K W Jeter is back with his latest Kim Oh novel: Real Dangerous Ride. Once again Kim Oh, the tiny Korean American hit woman is hired to do a little job which promises to make her a lot of money for little effort. And once again things don’t go according to plan. Kim is summoned to a decrepit office building where a computer screen introduces her to the latest client: a wealthy man named Dalby. He has a delivery he wants Kim to make. It consists of a backpack sealed shut. All she has to do is deliver it to and address in San Francisco and the money will be hers. She’s not told what is in the bag, but assumes it’s a data storage unit of some type.
Of course, it’s a Kim Oh novel so things start to go crazy from the start. Kim takes the job and heads out to make the delivery. Her younger brother Danny is out of the picture since he’s off at a technogeek convention. Along the way she suddenly finds herself at the mercy of a crazed driver in a Challenger and pilotless drone. How does this all figure into the overall theme of the book? You’ll have to read it to find out, sorry, no spoilers here.
I have to give Jeter credit, he knows how to create villains. The first one is a muscle head named Stinson who spends most of the book diving around a souped-up Dodge Challenger trying to get his hands on what Kim has in the bag. Stinson is every chump who got turned down at the prom’s nightmare. He’s also a nod to the great car chase movies of the 1970’s. I’m seeing a definite Vanishing Point reference here. Jeter has used Cruising California as a theme before, such as his sequel to Dr. Adder (published in 1984, but written earlier), the Mad Lands (1991).

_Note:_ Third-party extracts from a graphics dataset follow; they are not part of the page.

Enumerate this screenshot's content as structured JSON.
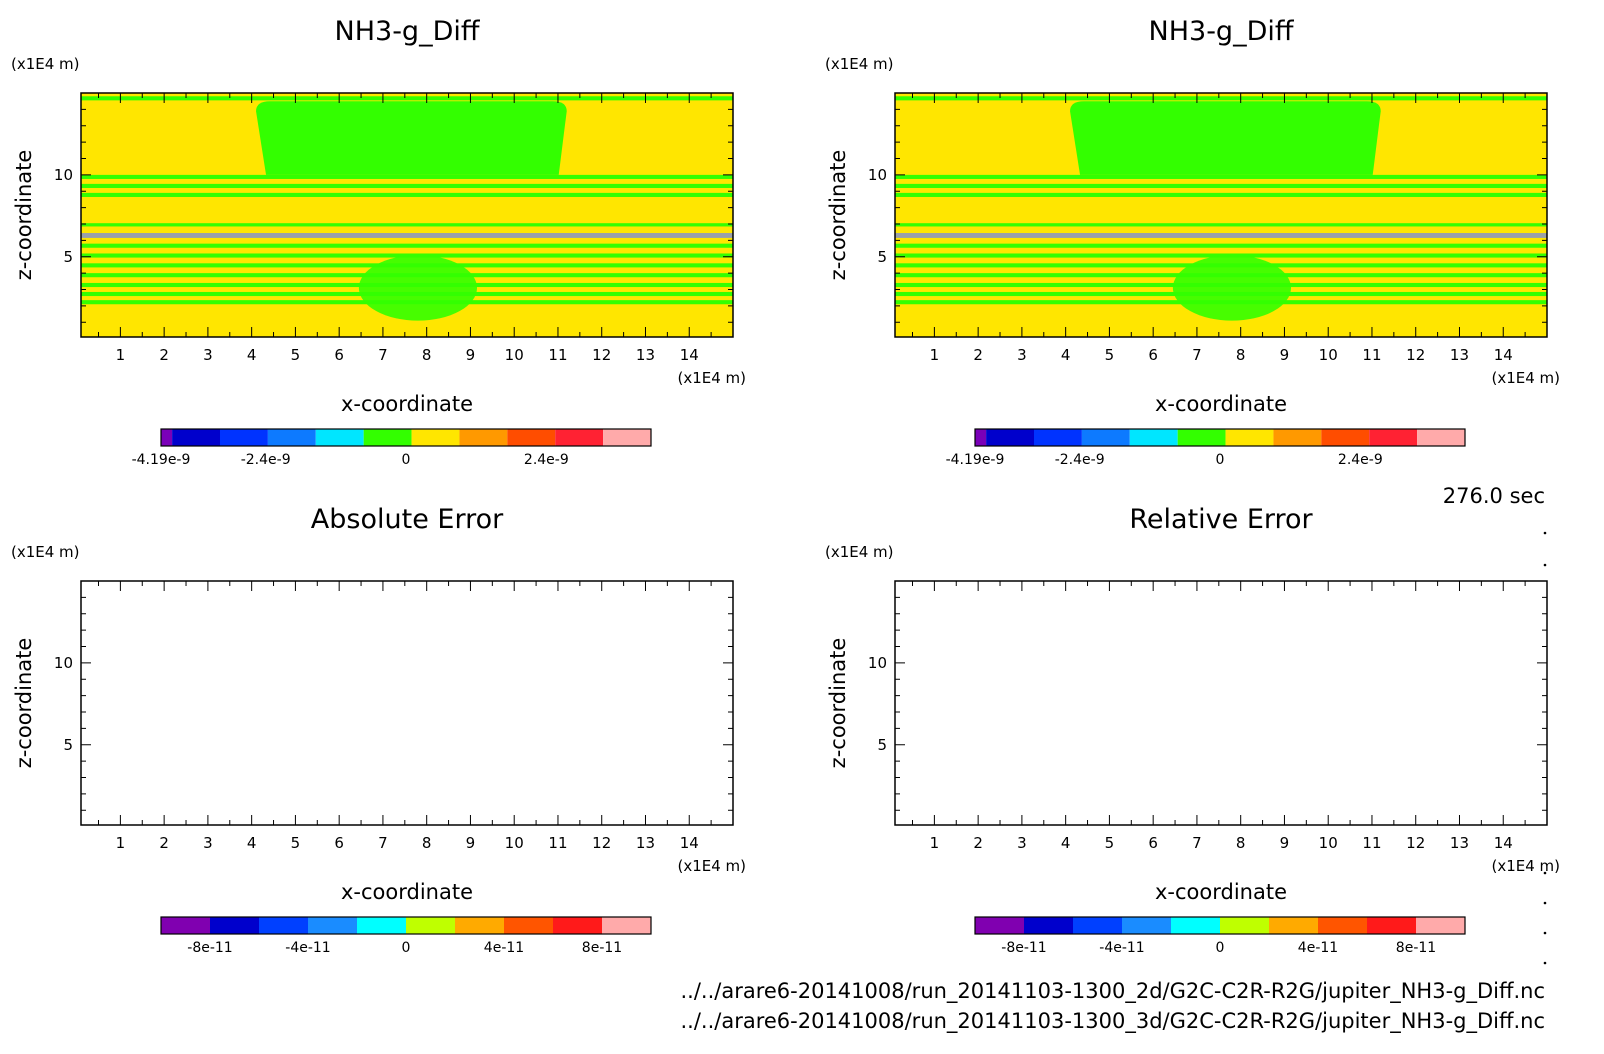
{
  "time_label": "276.0 sec",
  "file_paths": [
    "../../arare6-20141008/run_20141103-1300_2d/G2C-C2R-R2G/jupiter_NH3-g_Diff.nc",
    "../../arare6-20141008/run_20141103-1300_3d/G2C-C2R-R2G/jupiter_NH3-g_Diff.nc"
  ],
  "chart_data": [
    {
      "type": "heatmap",
      "title": "NH3-g_Diff",
      "xlabel": "x-coordinate",
      "ylabel": "z-coordinate",
      "x_unit": "(x1E4 m)",
      "y_unit": "(x1E4 m)",
      "xlim": [
        0.1,
        15.0
      ],
      "ylim": [
        0.1,
        15.0
      ],
      "x_ticks": [
        1,
        2,
        3,
        4,
        5,
        6,
        7,
        8,
        9,
        10,
        11,
        12,
        13,
        14
      ],
      "y_ticks": [
        5,
        10
      ],
      "colorbar": {
        "colors": [
          "#7a00b8",
          "#0000cc",
          "#0033ff",
          "#0d7aff",
          "#00e6ff",
          "#33ff00",
          "#ffe600",
          "#ff9900",
          "#ff4d00",
          "#ff2233",
          "#ffaaaa"
        ],
        "tick_values": [
          -4.19e-09,
          -2.4e-09,
          0,
          2.4e-09
        ],
        "tick_labels": [
          "-4.19e-9",
          "-2.4e-9",
          "0",
          "2.4e-9"
        ],
        "range": [
          -4.19e-09,
          4.19e-09
        ]
      }
    },
    {
      "type": "heatmap",
      "title": "NH3-g_Diff",
      "xlabel": "x-coordinate",
      "ylabel": "z-coordinate",
      "x_unit": "(x1E4 m)",
      "y_unit": "(x1E4 m)",
      "xlim": [
        0.1,
        15.0
      ],
      "ylim": [
        0.1,
        15.0
      ],
      "x_ticks": [
        1,
        2,
        3,
        4,
        5,
        6,
        7,
        8,
        9,
        10,
        11,
        12,
        13,
        14
      ],
      "y_ticks": [
        5,
        10
      ],
      "colorbar": {
        "colors": [
          "#7a00b8",
          "#0000cc",
          "#0033ff",
          "#0d7aff",
          "#00e6ff",
          "#33ff00",
          "#ffe600",
          "#ff9900",
          "#ff4d00",
          "#ff2233",
          "#ffaaaa"
        ],
        "tick_values": [
          -4.19e-09,
          -2.4e-09,
          0,
          2.4e-09
        ],
        "tick_labels": [
          "-4.19e-9",
          "-2.4e-9",
          "0",
          "2.4e-9"
        ],
        "range": [
          -4.19e-09,
          4.19e-09
        ]
      }
    },
    {
      "type": "heatmap",
      "title": "Absolute Error",
      "xlabel": "x-coordinate",
      "ylabel": "z-coordinate",
      "x_unit": "(x1E4 m)",
      "y_unit": "(x1E4 m)",
      "xlim": [
        0.1,
        15.0
      ],
      "ylim": [
        0.1,
        15.0
      ],
      "x_ticks": [
        1,
        2,
        3,
        4,
        5,
        6,
        7,
        8,
        9,
        10,
        11,
        12,
        13,
        14
      ],
      "y_ticks": [
        5,
        10
      ],
      "colorbar": {
        "colors": [
          "#8000b0",
          "#0000cc",
          "#0040ff",
          "#1a8cff",
          "#00ffff",
          "#bfff00",
          "#ffaa00",
          "#ff5500",
          "#ff1a1a",
          "#ffaaaa"
        ],
        "tick_values": [
          -8e-11,
          -4e-11,
          0,
          4e-11,
          8e-11
        ],
        "tick_labels": [
          "-8e-11",
          "-4e-11",
          "0",
          "4e-11",
          "8e-11"
        ],
        "range": [
          -1e-10,
          1e-10
        ]
      }
    },
    {
      "type": "heatmap",
      "title": "Relative Error",
      "xlabel": "x-coordinate",
      "ylabel": "z-coordinate",
      "x_unit": "(x1E4 m)",
      "y_unit": "(x1E4 m)",
      "xlim": [
        0.1,
        15.0
      ],
      "ylim": [
        0.1,
        15.0
      ],
      "x_ticks": [
        1,
        2,
        3,
        4,
        5,
        6,
        7,
        8,
        9,
        10,
        11,
        12,
        13,
        14
      ],
      "y_ticks": [
        5,
        10
      ],
      "colorbar": {
        "colors": [
          "#8000b0",
          "#0000cc",
          "#0040ff",
          "#1a8cff",
          "#00ffff",
          "#bfff00",
          "#ffaa00",
          "#ff5500",
          "#ff1a1a",
          "#ffaaaa"
        ],
        "tick_values": [
          -8e-11,
          -4e-11,
          0,
          4e-11,
          8e-11
        ],
        "tick_labels": [
          "-8e-11",
          "-4e-11",
          "0",
          "4e-11",
          "8e-11"
        ],
        "range": [
          -1e-10,
          1e-10
        ]
      }
    }
  ]
}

The other group of misguided bad guys are some technology geeks who are also trying to get what the backpack has in it. These are a bunch of computer guys who are trying to create The Next Big Thing in software/hardware/whateverware and need to get that backpack. The have some grand schemes which just never seem to pan out. Jeter has a history of smartypants villains in his other books. One of my favorite characters in his novels is the police detective in Dark Seeker (1987) who fumes against people who think they’re smarter than the rest because “they have a bunch of initials after their names”.
As always, there is Kim’s observations about how the world really functions:
“….This whole bit about lining up business and having my best interests at heart – yeah, like I believed that. Two things I’d learned from Cole when I’d first started out – the first was that nobody does anything for free. And the second was that everybody always has another agenda. When a person tells you their reason for doing something is X, you know there’s a Y underneath, and they’re not telling you about it. It’d even been true for Cole himself – the same time he’d been telling me all this, as part of my education on how to be a hitman, he’d been running all sorts of numbers on me, which had almost gotten me killed.”
We are also introduced to another Jeter archetype in the story: the bottom rung working man. Someone who has had so many blows to his livelihood he can no longer get back up. In this case it’s Mason, who’s working at a restaurant between stints at a halfway house for ex-cons. The author did some work early in his career as a social worker and his knowledge of the rehabilitation system in California shows. Mason isn’t particularly a good guy, but he does offer to help out Kim at one point and adds some perspective to the story. I would like to see Jeter bring him back in a future Kim Oh novel. You don’t see too many writers who include “Oakies” in their stories these days, the author has been doing it a long time. The great dust bowl migration of the 1930’s serves as a backdrop to his horror novel, In The Land Of The Dead (1989).
The novel features plenty of road rage action. There’s an incredible sequence just waiting to be filmed where Kim battles it out on her Ninja bike with the lunatic in the Challenger over the backpack while racing down a highway crowded with traffic. The author can be a very visual writer when he wants to be.
I wouldn’t call this the best book in the series, but Real Dangerous Ride is a good addition to it. Aspiring pulp writers can learn a lot by reading a seasoned professional of Jeter’s caliber.